Inhibitory mechanism of lithospermic acid on the fibrillation of type 2 diabetes associated islet amyloid polypeptide

Abstract

The abnormal fibrillation of a 37-residue peptide hormone human islet amyloid polypeptide (hIAPP) is linked with type 2 diabetes (T2D). Pang et al. depicted a prominent role of lithospermic acid (LA) in blocking hIAPP fibrillation and alleviating the hIAPP aggregates-induced cytotoxicity. LA is a polyphenolic compound present in extra virgin olive oil with therapeutic properties. Despite its notable inhibitory effect on hIAPP fibrillation, the inhibition mechanism remains unclear. Here, molecular dynamics (MD) simulations have been utilized to shed light on the putative binding mechanism and inhibitory mechanism of LA against hIAPP fibrillation. The molecular docking predicted favourable binding (−7.1 kcal/mol) of LA with hIAPP. Interestingly, LA increases the helix content in hIAPP and blocks the conformational transition to the aggregation-competent conformations.
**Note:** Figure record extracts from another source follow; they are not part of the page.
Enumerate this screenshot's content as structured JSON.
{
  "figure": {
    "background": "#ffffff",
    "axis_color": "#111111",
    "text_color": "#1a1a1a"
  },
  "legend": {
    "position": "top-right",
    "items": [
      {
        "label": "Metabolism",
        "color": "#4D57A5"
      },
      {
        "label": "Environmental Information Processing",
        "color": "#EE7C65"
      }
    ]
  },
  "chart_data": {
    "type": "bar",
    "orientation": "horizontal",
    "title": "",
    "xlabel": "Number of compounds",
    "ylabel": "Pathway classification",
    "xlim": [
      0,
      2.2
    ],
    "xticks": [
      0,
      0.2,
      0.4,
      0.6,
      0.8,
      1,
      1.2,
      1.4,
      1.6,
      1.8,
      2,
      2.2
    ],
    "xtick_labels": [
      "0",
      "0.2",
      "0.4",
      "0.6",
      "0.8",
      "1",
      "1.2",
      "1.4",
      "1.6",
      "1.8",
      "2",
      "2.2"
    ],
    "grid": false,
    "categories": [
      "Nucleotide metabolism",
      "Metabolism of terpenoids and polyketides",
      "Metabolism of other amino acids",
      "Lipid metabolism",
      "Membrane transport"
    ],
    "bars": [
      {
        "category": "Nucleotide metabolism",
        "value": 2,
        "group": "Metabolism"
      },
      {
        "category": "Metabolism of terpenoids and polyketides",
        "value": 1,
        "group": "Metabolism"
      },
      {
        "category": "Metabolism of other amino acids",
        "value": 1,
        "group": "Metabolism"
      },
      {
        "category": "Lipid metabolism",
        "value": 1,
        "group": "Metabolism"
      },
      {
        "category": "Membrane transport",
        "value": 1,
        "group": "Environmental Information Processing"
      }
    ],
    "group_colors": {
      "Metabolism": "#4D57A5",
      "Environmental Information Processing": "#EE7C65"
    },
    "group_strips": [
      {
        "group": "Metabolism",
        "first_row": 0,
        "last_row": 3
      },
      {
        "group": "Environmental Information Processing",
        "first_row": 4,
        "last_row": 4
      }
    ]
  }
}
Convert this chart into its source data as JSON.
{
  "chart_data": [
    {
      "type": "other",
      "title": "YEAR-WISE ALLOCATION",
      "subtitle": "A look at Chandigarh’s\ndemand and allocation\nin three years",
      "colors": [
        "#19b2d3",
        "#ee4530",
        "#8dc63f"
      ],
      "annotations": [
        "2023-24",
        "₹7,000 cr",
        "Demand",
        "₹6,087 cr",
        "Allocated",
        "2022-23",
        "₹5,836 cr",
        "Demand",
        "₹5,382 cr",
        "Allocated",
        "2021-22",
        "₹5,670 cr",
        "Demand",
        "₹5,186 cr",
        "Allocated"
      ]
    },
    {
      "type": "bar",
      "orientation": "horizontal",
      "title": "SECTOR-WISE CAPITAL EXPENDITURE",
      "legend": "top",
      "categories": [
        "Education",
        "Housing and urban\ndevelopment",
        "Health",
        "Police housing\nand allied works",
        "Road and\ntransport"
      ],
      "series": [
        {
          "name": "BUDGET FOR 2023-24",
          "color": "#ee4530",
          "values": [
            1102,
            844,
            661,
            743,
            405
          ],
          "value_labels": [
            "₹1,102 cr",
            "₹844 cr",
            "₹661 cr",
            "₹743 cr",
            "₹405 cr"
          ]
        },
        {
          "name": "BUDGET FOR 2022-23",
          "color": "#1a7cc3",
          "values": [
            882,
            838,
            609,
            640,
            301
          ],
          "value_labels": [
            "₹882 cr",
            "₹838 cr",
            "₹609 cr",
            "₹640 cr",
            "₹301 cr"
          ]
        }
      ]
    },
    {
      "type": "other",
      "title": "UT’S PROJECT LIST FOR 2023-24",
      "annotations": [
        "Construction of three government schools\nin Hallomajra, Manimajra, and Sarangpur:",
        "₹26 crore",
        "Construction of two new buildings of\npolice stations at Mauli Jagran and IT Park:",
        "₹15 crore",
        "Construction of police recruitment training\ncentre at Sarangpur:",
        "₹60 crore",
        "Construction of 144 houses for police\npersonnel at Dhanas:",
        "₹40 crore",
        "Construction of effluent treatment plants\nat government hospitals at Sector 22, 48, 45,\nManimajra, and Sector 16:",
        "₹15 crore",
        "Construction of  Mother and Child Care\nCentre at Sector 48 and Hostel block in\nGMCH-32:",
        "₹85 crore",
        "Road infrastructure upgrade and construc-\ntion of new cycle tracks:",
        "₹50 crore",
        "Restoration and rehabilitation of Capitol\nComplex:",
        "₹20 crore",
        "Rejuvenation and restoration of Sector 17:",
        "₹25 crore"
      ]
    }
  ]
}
The conformational clustering and hydrogen bond analyses depicted that LA formed hydrogen bonds with Asn21 of hIAPP, which play an important role in hIAPP aggregation. LA binds favourably to hIAPP (ΔG_binding = −49.62 ± 3.34 kcal/mol) with a major contribution from the van der Waals interactions. The MD simulations highlighted that LA dramatically interfered with the intrapeptide interactions and inhibited sampling of aggregation-competent β-sheet conformations in hIAPP via hydrogen bonds through its hydroxyl groups, van der Waals interactions with hIAPP residues, thus blocking hIAPP aggregation to β-sheet rich cytotoxic fibrillar aggregates. The MD simulations illuminated specific interactions between hIAPP and LA, which will benefit in developing new chemical entities against hIAPP fibrillation.